Dacey LJ.  Munoz JJ.  Baribeau YR.  Johnson ER.  Lahey SJ.  Leavitt BJ.  Quinn RD.  Nugent WC.  Birkmeyer JD.  O'Connor GT.  Reexploration for hemorrhage following coronary artery bypass grafting: incidence and risk factors.  Archives of Surgery.  133(4):442-7, 1998.

Summary

    To assess mortality and risk factors associated with reexploration for hemorrhage in patients undergoing coronary artery bypass grafting (CABG), the authors performed a regional cohort study. Patient characteristics, treatment variables, and outcome measures were collected prospectively. All 5 centers performing cardiac surgery in Maine, New Hampshire, and Vermont. A consecutive cohort of 8586 patients undergoing isolated CABG between 1992 and 1995. Postoperative hemorrhage leading to reexploration, in-hospital mortality, and length of stay. A total of 305 patients (3.6%) underwent reexploration for bleeding. In these patients, in-hospital mortality was nearly 3 times higher (9.5% vs 3.3% for patients not requiring reoperation, P<.001) and average length of stay from surgery to discharge was significantly longer (14.5 days vs 8.6 days, P<.001).
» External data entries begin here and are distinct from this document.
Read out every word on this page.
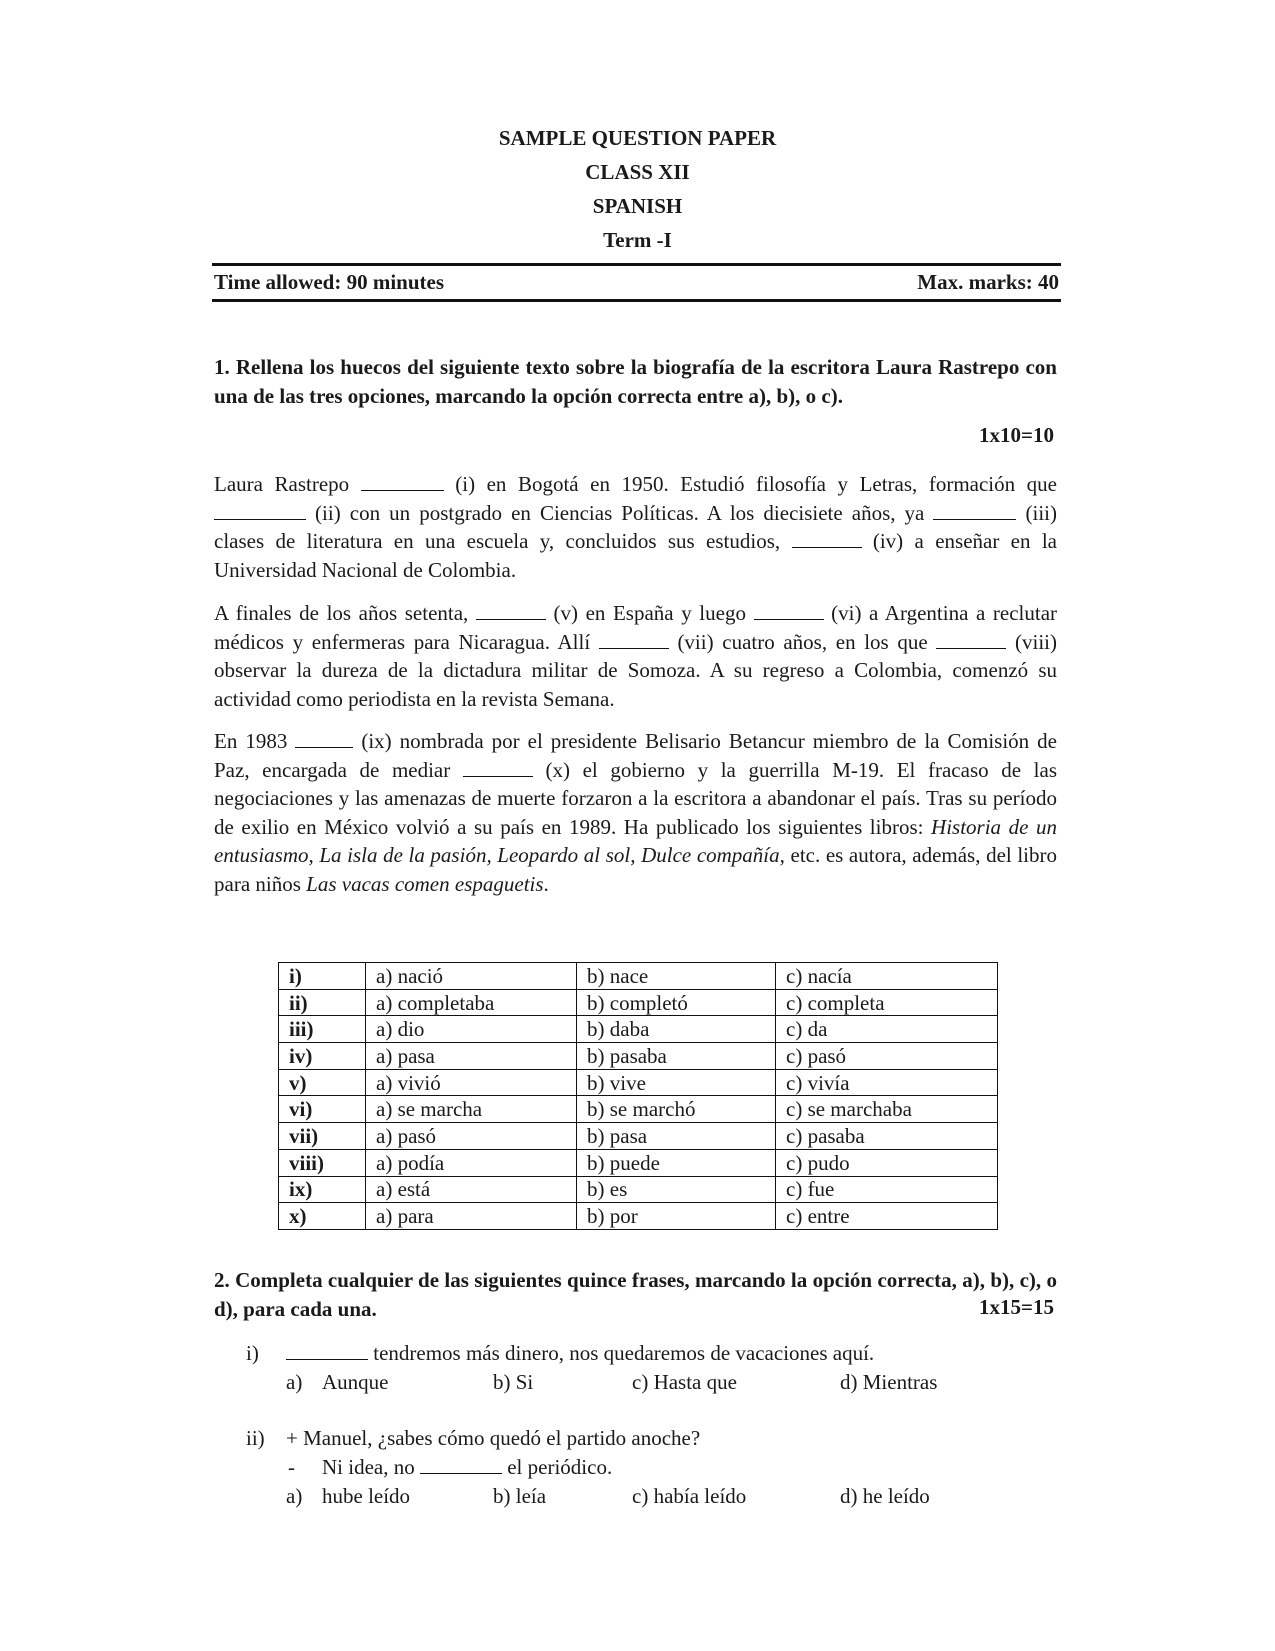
SAMPLE QUESTION PAPER
CLASS XII
SPANISH
Term -I
Time allowed: 90 minutes	Max. marks: 40
1. Rellena los huecos del siguiente texto sobre la biografía de la escritora Laura Rastrepo con una de las tres opciones, marcando la opción correcta entre a), b), o c).
1x10=10
Laura Rastrepo	(i) en Bogotá en 1950. Estudió filosofía y Letras, formación que  (ii) con un postgrado en Ciencias Políticas. A los diecisiete años, ya	(iii) clases de literatura en una escuela y, concluidos sus estudios,	(iv) a enseñar en la Universidad Nacional de Colombia.
A finales de los años setenta,	(v) en España y luego	(vi) a Argentina a reclutar médicos y enfermeras para Nicaragua. Allí	(vii) cuatro años, en los que	(viii) observar la dureza de la dictadura militar de Somoza. A su regreso a Colombia, comenzó su actividad como periodista en la revista Semana.
En 1983	(ix) nombrada por el presidente Belisario Betancur miembro de la Comisión de Paz, encargada de mediar	(x) el gobierno y la guerrilla M-19. El fracaso de las negociaciones y las amenazas de muerte forzaron a la escritora a abandonar el país. Tras su período de exilio en México volvió a su país en 1989. Ha publicado los siguientes libros: Historia de un entusiasmo, La isla de la pasión, Leopardo al sol, Dulce compañía, etc. es autora, además, del libro para niños Las vacas comen espaguetis.
i)	a) nació	b) nace	c) nacía
ii)	a) completaba	b) completó	c) completa
iii)	a) dio	b) daba	c) da
iv)	a) pasa	b) pasaba	c) pasó
v)	a) vivió	b) vive	c) vivía
vi)	a) se marcha	b) se marchó	c) se marchaba
vii)	a) pasó	b) pasa	c) pasaba
viii)	a) podía	b) puede	c) pudo
ix)	a) está	b) es	c) fue
x)	a) para	b) por	c) entre
2. Completa cualquier de las siguientes quince frases, marcando la opción correcta, a), b), c), o d), para cada una.	1x15=15
i)	tendremos más dinero, nos quedaremos de vacaciones aquí.
a) Aunque	b) Si	c) Hasta que	d) Mientras
ii) + Manuel, ¿sabes cómo quedó el partido anoche?
- Ni idea, no	el periódico.
a) hube leído	b) leía	c) había leído	d) he leído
High rates of reexploration for hemorrhage were observed in patients with prolonged (> 150 minutes) cardiopulmonary bypass (39 [11.1%] of 351) and in those requiring an intra-aortic balloon pump intraoperatively (12 [8%] of 139). In multivariate analysis, older age, smaller body surface area, prolonged cardiopulmonary bypass, and number of distal anastomoses were associated with increased bleeding risks. The use of thrombolytic therapy within 48 hours of surgery was weakly but not significantly associated with the need for reexploration. Factors not significantly associated with reexploration included patient sex, preoperative ejection fraction, surgical priority, history of liver disease, myocardial infarction, prior CABG, renal failure, and diabetes mellitus. The authors conclude that hemorrhage requiring reexploration after CABG is associated with markedly increased mortality and length of stay. Patients predicted to have increased risks of bleeding may benefit from prophylactic use of aprotinin, aminocaproic acid, or other agents shown to reduce hemorrhage.